Hannover Messe: Silver circuits on foil for curved touchscreens
To allow typing and swiping even on curved smartphones, touchscreens and electric conductor paths have also to be curved. Therefore INM has developed a technique which allows fabrication of such conductor lines on flexible foils and even on stretchable silicone. INM will be presenting the so called photochemical metallization on this year’s Hannover Messe.
Mobile phones and smart phones still have not been adapted to the carrying habits of their users. That much is clear to anyone who has tried sitting down with a mobile phone in the back pocket: the displays of such devices are rigid and do not yield to the anatomical forms adopted by the people carrying them. To allow typing and swiping even on curved smartphones, touchscreens and electric conductor paths have also to be curved. Therefore INM – Leibniz Institute for New Materials has developed a technique which allows fabrication of such conductor lines on flexible foils and even on stretchable silicone.

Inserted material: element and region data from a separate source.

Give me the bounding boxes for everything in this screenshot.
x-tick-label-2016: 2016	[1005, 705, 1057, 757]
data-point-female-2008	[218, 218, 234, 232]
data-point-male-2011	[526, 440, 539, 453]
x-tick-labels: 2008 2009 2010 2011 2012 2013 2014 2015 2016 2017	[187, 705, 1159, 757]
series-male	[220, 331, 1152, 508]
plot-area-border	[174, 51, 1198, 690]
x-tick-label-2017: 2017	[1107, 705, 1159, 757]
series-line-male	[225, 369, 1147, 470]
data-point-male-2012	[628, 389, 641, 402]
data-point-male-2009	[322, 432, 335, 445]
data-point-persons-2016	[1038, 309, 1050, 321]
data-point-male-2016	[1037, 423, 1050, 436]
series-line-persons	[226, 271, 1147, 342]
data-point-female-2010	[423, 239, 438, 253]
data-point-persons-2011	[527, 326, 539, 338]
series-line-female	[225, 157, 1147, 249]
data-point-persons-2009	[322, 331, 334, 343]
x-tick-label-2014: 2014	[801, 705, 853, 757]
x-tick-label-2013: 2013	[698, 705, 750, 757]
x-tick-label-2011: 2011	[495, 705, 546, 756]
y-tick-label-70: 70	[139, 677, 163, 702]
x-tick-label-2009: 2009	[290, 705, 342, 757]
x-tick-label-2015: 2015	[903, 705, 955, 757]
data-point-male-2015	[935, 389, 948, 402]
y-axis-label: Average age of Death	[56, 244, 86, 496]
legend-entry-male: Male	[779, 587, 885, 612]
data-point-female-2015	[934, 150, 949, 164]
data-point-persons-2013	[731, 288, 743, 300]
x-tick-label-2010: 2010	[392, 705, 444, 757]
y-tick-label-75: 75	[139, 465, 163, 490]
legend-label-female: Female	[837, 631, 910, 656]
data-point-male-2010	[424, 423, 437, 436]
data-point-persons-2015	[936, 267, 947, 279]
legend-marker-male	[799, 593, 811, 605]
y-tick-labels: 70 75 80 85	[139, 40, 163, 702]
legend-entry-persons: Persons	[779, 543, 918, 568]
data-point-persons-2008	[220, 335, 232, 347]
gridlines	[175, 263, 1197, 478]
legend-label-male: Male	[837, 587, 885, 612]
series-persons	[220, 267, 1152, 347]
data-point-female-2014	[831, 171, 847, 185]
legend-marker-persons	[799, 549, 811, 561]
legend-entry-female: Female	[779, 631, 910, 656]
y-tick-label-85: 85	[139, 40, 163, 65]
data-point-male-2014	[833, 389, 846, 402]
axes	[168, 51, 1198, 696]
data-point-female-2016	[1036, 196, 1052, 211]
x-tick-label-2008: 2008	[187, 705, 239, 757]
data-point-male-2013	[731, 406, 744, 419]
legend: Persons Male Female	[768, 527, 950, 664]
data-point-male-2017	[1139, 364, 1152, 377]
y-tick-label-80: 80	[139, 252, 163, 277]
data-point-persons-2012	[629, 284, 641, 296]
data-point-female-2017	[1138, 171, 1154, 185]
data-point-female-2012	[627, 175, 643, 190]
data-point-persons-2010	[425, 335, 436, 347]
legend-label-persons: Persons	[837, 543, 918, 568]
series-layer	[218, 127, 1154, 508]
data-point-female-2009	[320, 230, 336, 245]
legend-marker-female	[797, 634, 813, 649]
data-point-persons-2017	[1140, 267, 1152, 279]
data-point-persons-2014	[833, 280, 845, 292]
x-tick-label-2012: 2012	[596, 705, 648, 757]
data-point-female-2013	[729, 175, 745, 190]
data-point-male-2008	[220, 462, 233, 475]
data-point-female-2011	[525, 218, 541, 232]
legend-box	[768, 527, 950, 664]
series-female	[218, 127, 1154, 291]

INM will be presenting the so called photochemical metallization on this year’s Hannover Messe at stand B46 in hall 2 from April 23 to 27.
For the proper functioning of touchscreens in smart phones or tablets, microscopically fine conductor lines are required on their surfaces. At the edges of the appliances, these microscopic circuit paths come together to form larger connective pads. Until now, these different lines had to be manufactured in several steps in time-consuming processes. With the photochemical metallization this is now possible in one single step on flexible substrates. The process offers several benefits: It is fast, flexible, variable in size, inexpensive and environmentally friendly. Furthermore additional process steps for post-treatment are not necessary.
In the new process, the foils are coated with a photoactive layer of metal oxide nanoparticles. “After that we apply a colorless, UV-stable silver compound,” Peter William de Oliveira, Head of Optical Materials explains. By irradiation of this sequence of layers, the silver compound disintegrates on the photoactive layer and the silver ions are reduced to form metallic, electrically conductive silver. In this way, lines of varying sizes down to the smallest size of a thousandth of a millimeter can be achieved.
This basic principle allows conductor lines to be created very individually. “There are different possibilities depending on the requirements: Writing conductor lines using UV lasers is the process which is particularly suitable for the initial customized prototype manufacture and for testing a new design of the conductor lines. However, for mass production, this method is too time-consuming,” the physicist de Oliveira explains.
The researchers are currently working intensely on a new method, the usage of transparent stamps. “These stamps push out the silver compound mechanically; conductor lines then only occur where the silver compound remains,” de Oliveira states. Since the stamps are made of a soft plastic, they can be arranged on a roll. Because the stamps are transparent, researchers at INM are now working on embedding the UV source directly in the roll. “Thus, the initial steps for a roll-to-roll process will be taken,” the Head of Optical Materials group concludes. It will therefore be possible to manufacture conductor line structures of various sizes on foils on a large scale.